La prose se surcharge d’ allusions mythologiques, littéraires, philosophiques, cabalistiques, Des allégories et des scènes renvoient à la Bible, à Dante, à des prières, à des chansons, à des épisodes autobiographiques :le bombardement de Saint-Malo ,la rencontre édénique avec Yvonne, ou un épisode tragique en Extrême Orient à bord d’un cargo. Parfois des personnages sortis dont ne sait où voltigent et disparaissent. Reviennent des images obsédantes du paysage de Cuernavaca. Les premiers lecteurs professionnels du roman, chez l’éditeur Jonathan Cape ont été ,eux aussi, déconcertés devant de livre vertigineux. Malcolm Lowry a minutieusement répondu à leurs observations et à leurs perplexité dans une longue lettre . En résumé sommairement : 1) Malcolm Lowry plaide pour une structure baroque qui s’appuie sur des flash back.2) Le flou des personnages? « je n’ai pas cherché à créer des personnages au sens traditionnel du terme. »3) La couleur locale n’est pas voulue comme une vision touristique mais se fonde sur une exigence et un sentiment de la Nature très spécifique. 4) la dépression nerveuse à laquelle succombe Geoffrey Firmin ? l’auteur en utilise toutes les possibilités poétiques qu’offre la « fantasmagorie mescalienne ».

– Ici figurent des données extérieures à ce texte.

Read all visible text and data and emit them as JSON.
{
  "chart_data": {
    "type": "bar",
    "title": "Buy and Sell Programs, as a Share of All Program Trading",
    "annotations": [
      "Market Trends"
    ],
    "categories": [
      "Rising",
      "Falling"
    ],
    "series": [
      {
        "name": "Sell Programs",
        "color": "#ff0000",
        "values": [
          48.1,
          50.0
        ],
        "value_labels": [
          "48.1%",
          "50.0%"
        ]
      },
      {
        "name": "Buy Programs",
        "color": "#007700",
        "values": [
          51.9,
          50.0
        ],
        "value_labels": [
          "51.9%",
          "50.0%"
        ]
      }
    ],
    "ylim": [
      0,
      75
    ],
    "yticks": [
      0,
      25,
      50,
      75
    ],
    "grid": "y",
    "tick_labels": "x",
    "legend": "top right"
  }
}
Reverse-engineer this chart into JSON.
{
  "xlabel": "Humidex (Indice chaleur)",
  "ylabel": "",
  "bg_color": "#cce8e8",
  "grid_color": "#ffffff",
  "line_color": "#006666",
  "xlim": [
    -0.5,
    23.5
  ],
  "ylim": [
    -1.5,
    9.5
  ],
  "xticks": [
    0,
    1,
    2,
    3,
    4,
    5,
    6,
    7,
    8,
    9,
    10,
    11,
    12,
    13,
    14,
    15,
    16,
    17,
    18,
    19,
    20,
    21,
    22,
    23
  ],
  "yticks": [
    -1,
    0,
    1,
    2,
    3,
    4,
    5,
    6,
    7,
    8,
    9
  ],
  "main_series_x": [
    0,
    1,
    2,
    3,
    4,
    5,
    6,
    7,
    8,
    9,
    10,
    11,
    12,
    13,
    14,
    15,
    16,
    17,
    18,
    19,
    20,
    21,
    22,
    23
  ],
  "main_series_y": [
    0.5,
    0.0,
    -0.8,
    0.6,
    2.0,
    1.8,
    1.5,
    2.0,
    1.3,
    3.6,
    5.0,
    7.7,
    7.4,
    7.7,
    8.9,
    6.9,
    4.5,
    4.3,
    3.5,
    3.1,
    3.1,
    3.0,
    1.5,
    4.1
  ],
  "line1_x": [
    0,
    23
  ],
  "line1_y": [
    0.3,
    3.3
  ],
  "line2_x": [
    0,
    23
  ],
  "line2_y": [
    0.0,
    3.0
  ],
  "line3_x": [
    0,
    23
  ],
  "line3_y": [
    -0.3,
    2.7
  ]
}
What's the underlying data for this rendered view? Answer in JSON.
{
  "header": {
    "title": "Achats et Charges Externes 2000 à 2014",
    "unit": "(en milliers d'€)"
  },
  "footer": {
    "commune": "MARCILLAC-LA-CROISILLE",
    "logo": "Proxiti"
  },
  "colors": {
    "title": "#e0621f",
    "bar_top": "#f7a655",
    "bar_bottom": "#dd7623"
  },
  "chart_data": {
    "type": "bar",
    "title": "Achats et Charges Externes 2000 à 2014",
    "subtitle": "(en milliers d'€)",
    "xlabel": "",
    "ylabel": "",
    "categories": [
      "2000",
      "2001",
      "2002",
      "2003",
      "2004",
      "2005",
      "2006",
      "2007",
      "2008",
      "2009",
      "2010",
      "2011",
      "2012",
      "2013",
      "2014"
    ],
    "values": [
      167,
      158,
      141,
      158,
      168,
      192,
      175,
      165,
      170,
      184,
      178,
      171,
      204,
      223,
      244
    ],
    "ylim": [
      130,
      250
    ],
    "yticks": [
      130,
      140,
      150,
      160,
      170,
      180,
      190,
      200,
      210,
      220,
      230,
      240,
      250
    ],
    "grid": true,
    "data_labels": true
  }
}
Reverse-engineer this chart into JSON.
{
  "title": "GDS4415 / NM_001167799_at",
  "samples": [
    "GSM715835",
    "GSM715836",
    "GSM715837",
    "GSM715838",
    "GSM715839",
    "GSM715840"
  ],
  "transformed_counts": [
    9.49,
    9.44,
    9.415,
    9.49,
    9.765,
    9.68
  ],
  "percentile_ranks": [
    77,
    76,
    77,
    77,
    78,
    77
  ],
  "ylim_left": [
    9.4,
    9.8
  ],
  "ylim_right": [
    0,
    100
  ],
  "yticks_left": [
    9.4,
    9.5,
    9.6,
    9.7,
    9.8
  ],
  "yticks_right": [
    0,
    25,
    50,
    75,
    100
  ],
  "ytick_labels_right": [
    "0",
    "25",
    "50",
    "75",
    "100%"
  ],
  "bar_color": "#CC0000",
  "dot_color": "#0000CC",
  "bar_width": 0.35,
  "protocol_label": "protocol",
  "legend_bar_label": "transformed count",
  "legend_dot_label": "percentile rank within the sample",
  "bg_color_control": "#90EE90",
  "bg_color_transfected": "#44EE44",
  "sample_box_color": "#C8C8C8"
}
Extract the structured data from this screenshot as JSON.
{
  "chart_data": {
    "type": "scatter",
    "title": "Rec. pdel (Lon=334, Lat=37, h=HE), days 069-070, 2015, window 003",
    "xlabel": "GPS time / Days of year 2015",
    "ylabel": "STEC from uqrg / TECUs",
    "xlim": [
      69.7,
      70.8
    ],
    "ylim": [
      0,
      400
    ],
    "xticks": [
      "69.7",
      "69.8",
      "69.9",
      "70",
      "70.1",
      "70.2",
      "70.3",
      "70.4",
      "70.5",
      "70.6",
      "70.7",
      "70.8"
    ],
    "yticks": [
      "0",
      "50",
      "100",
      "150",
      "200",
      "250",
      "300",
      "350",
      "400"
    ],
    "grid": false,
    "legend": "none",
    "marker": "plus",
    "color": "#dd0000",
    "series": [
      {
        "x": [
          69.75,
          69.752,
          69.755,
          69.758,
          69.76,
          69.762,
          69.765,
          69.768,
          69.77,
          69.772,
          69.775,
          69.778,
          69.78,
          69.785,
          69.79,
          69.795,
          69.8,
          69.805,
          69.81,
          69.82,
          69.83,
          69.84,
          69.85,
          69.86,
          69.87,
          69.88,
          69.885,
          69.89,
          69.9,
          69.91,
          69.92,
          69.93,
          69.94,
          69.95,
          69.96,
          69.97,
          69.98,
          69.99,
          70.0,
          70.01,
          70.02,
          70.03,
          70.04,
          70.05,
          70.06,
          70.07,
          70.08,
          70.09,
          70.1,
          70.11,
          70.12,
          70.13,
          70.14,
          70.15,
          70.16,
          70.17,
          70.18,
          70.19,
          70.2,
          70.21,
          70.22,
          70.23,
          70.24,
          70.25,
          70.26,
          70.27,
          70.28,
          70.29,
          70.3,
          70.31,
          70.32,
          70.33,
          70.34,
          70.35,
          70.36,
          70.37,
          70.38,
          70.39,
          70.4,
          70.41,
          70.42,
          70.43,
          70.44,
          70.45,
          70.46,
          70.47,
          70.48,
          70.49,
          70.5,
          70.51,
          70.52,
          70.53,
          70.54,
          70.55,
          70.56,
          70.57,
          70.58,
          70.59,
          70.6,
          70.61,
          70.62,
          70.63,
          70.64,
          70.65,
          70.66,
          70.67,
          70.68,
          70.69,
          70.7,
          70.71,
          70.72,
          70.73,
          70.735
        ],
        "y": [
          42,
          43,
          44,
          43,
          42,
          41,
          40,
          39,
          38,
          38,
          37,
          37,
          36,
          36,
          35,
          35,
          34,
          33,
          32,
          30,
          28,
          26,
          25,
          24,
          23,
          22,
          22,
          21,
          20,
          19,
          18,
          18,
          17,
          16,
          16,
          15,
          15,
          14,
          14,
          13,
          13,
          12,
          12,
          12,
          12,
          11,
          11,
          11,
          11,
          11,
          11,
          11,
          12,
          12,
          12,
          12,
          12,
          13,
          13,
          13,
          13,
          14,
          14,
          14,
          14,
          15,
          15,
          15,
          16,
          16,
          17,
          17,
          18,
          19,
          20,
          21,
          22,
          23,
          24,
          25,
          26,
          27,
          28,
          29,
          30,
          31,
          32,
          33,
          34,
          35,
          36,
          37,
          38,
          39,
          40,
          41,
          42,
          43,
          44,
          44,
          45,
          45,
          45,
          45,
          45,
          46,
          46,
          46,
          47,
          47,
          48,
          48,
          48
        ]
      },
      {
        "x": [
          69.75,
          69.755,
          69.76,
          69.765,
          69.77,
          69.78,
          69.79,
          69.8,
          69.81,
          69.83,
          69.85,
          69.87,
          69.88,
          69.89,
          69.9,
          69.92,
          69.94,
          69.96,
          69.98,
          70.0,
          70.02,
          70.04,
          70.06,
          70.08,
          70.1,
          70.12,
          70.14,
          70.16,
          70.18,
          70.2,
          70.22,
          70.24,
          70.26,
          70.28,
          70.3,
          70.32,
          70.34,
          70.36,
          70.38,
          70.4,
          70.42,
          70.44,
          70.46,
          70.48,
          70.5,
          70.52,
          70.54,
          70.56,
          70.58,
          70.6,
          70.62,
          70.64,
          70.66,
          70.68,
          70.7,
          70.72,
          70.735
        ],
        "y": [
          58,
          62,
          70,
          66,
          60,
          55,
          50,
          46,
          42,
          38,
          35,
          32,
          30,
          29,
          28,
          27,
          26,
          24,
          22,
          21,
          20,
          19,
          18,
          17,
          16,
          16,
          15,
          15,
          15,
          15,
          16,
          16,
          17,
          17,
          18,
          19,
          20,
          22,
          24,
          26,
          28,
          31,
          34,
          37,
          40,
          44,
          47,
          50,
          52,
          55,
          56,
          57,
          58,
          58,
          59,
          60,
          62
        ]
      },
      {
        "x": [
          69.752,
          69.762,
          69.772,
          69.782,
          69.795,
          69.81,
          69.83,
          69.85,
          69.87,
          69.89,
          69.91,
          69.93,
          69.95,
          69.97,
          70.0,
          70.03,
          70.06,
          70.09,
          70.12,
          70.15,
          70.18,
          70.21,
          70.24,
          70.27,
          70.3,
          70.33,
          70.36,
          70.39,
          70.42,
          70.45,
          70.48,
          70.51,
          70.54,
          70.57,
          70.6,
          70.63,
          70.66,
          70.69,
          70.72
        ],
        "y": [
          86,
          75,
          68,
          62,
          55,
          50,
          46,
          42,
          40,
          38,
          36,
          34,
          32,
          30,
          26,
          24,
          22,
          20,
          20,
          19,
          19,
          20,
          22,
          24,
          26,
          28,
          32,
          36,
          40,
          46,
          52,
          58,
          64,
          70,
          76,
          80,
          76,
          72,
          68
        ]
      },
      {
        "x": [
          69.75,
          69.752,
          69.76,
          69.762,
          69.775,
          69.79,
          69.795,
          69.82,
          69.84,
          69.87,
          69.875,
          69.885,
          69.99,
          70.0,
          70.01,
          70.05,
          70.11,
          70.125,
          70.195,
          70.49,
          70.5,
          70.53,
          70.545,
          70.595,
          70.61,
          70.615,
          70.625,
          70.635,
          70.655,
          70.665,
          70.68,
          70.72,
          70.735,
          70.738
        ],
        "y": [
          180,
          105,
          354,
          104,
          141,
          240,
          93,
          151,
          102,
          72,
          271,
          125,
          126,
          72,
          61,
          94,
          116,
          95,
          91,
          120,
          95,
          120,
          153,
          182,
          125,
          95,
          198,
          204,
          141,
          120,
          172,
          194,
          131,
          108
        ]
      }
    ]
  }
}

Il faut savoir que le roman fut écrit , réécrit, repris, le personnage d’Yvonne changea de statut. Inlassablement Lowry s’y consacra pendant dix ans, entre 1936 et 1946 (au moins quatre versions du manuscrit dans son intégralité verront le jour!) Enfin le roman fut sauvé in extremis d’un incendie qui avait ravagé le bungalow où Malcolm Lowry s’était réfugié avec sa compagne. Le texte fut refusé par plusieurs éditeurs, et la critique fut mitigée à la sortie , à l’exception de quelques enthousiastes dont Anthony Burgess, l’auteur d’Orange mécanique . Puis vinrent les traductions et les enthousiasmes se multiplièrent. En France ces « happy few » furent entraînés par Maurice Nadeau et Max-Pol Fouchet. . Aujourd’hui, » Sous du volcan » est unanimement considéré comme un des cinq meilleurs romans publiés au XXème siècle.
Pour bien comprendre l’objectif de Lowry il faudrait citer les 15 pages serrées de justifications de Malcolm Lowry écrites de Cuernavaca, le 2 janvier 1946 à l’éditeur Jonathan Cape. On découvre alors que le roman est concerté, voulu, construit dans un effort continu et très conscient pour atteindre une vérité intérieure.il se fonde sur une sincérité absolue, une recherche morale avec des moyens littéraires amples et raffinés. Comme chez Proust, l’ œuvre devient alors un un acte de connaissance et une expérience sur la myriade d’instants sensoriels qui nous compose à chaque instant .Cette lettre de est reproduite, avec d’autres documents dans la belle édition de la Pochothèque « Romans, nouvelles et poèmes, présentation, notes , avec d’excellentes traductions dont celle, si exemplaire de Jacques Darras.
il faut au moins une seconde et une troisième lecture pour comprendre et aimer cette œuvre aussi révolutionnaire que celle d’un Joyce. Le Consul a quelques heures pour retenir et reconquérir Yvonne . « Aussi quand tu partis, Yvonne, j’allai à Oaxaca. Pas de plus triste mot. Te dirai-je, Yvonne, le terrible voyage à travers le désert, dans le chemin de fer à voie étroite, sur le chevalet de torture d’une banquette de troisième classe, l’enfant dont nous avons sauvé la vie, sa mère et moi, en lui frottant le ventre de la tequila de ma bouteille, ou comment, m’en allant dans ma chambre en l’hôtel où nous fûmes heureux, le bruit d’égorgement en bas dans la cuisine me chassa dans l’éblouissement de la rue, et plus tard, cette nuit-là , le vautour accroupi dans la cuvette du lavabo ?« *
Au départ, une intrigue simple.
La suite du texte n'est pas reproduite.